Even though there are still contractual obligations taking the band through the end of the year, mandolin virtuoso Chris Thile has already started on the next project.
When all is said and done, the band will be known as The Tension’s Mountain Boys, which will focus on combining chamber music and bluegrass, but first, it’s members are getting back to the bluegrass roots by performing as How to Grow a Band.
“We are gradually phasing out our other projects so this will be the main thing that all of us do,” Thile said. “But How to Grow a band is a finite endeavor.”
His relationship with Sara and Sean Watkins, the brother/sister team that is the rest of Nickel Creek remains “as good as it can be,” Thile said.
“There was no event that broke the band up,” he said. “It’s just that being in one band for 17 years is a long time, especially when you started at 8. It’s just time to move on and do something else.”

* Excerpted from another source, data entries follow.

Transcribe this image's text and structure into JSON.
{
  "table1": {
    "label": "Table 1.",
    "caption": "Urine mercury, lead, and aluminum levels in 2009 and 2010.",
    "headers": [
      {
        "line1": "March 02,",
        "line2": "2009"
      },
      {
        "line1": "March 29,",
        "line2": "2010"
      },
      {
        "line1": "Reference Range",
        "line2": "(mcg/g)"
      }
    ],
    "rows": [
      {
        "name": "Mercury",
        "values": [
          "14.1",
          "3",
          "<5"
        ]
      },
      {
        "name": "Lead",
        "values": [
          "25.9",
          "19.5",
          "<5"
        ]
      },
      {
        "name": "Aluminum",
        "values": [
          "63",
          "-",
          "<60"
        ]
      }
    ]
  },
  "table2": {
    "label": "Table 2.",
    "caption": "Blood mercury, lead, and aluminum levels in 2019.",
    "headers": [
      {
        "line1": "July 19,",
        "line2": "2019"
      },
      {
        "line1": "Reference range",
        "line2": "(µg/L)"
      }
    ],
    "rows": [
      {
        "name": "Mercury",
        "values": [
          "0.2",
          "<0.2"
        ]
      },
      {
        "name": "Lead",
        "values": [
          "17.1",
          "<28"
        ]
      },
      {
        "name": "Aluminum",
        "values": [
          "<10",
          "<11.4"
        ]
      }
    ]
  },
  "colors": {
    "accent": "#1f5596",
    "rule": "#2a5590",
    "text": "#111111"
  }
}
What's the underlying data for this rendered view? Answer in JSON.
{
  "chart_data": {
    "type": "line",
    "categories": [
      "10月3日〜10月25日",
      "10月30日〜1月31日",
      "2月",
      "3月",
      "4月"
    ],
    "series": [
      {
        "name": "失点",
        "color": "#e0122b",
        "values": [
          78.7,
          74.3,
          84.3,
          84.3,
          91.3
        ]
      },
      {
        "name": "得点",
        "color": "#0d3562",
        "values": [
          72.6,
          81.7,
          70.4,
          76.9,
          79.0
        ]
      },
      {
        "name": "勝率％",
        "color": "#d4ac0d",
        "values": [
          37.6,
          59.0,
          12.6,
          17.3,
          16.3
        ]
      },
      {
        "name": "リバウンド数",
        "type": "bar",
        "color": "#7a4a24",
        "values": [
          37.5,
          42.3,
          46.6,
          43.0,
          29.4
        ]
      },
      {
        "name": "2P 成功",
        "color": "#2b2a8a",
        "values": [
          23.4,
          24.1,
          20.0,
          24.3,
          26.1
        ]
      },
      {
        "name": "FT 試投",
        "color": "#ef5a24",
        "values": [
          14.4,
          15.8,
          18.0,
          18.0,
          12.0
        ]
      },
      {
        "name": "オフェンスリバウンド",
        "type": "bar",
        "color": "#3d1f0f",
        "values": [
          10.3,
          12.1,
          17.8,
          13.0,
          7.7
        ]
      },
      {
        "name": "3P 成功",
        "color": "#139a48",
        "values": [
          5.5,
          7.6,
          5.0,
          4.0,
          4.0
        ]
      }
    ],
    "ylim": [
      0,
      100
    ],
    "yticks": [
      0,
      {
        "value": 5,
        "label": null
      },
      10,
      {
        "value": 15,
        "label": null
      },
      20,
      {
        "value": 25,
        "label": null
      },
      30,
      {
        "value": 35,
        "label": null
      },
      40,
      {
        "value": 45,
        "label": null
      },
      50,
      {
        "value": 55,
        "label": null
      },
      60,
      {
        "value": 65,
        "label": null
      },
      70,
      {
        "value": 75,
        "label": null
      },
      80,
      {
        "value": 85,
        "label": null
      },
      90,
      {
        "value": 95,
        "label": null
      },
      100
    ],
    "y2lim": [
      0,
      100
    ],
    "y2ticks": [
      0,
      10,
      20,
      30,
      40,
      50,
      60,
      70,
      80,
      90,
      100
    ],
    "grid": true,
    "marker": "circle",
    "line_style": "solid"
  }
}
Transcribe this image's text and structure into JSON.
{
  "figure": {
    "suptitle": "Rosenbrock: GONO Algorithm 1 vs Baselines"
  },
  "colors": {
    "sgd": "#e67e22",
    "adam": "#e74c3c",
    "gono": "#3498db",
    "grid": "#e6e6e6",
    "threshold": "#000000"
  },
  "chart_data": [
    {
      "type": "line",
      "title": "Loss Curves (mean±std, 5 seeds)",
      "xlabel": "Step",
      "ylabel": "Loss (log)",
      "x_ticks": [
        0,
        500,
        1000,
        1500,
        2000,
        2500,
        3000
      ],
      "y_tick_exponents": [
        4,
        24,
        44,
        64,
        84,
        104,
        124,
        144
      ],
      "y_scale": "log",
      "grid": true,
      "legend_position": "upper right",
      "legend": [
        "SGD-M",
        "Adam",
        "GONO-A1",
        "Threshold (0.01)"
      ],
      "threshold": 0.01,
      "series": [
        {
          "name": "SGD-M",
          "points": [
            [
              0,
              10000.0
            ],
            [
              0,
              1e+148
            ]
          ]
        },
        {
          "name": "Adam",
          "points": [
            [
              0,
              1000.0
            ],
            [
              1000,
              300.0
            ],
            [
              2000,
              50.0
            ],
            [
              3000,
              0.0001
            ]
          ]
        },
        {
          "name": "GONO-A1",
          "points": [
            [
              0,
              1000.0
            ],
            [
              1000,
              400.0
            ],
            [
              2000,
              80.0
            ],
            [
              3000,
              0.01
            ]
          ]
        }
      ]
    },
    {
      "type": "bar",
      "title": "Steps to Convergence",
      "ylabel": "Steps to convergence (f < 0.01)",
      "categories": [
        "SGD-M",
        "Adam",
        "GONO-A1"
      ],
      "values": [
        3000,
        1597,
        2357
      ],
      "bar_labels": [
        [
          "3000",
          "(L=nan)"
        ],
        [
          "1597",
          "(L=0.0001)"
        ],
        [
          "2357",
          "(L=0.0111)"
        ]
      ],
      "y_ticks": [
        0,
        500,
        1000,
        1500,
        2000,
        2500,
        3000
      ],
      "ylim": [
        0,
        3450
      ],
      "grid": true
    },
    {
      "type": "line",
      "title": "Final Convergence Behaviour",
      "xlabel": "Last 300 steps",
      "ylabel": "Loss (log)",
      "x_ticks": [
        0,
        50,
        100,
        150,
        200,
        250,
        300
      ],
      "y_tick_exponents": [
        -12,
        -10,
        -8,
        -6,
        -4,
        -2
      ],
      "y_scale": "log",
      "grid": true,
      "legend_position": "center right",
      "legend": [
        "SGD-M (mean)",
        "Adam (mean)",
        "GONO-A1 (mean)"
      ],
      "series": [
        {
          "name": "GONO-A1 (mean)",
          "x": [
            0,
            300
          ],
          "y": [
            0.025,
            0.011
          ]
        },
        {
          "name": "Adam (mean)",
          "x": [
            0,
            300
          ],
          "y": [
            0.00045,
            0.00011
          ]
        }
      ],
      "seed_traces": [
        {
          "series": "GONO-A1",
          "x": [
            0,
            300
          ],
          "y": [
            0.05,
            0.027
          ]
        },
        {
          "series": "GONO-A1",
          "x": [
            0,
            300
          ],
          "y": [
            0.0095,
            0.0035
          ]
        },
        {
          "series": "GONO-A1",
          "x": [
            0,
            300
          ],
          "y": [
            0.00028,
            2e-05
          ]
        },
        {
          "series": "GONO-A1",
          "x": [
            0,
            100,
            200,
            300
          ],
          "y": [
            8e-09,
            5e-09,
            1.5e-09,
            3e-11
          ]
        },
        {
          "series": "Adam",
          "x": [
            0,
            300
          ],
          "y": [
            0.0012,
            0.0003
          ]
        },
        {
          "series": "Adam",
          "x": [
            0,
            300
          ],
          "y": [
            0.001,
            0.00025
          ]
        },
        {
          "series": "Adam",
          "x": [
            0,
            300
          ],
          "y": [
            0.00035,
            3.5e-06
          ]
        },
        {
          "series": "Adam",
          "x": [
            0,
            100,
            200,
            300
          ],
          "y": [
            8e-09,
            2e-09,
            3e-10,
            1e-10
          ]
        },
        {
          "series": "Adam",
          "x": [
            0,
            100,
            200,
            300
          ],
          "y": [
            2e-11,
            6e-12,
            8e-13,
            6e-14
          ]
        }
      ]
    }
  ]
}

Something else began with fiddler Gabe Witchler, whom he met when he was 7 years old.
“We grew up playing together and always talked about doing something together, but didn’t know what it should be,” he said. “Then a couple of years ago, we were both suffering from broken hearts so we went out to dinner together and drank a bunch of wine and started talking.
“If I’m going to do something different, it’s going to be real different,” he said. “We’re moving away from pop music and toward acoustic music and the forms that are embodied in classical music.”
Following in the footsteps of bluegrass/classical fusion pioneers Mark O’Connnor and Edgar Meyer, The Tensions Mountain Boys will focus on “closing a divide that need not exist,” Thile said.
“There really isn’t that much space between sight reading and improvising,” he said. “We’re very oriented in our goal to push beyond that.”
The Tensions Mountain Boys will perform the world premiere of “The Blind Leaving the Blind,” a coming-of-age tale in four movements fusing elements of folk/pop songs and large-scale classical works, March 17 at Carnegie Hall in New York City.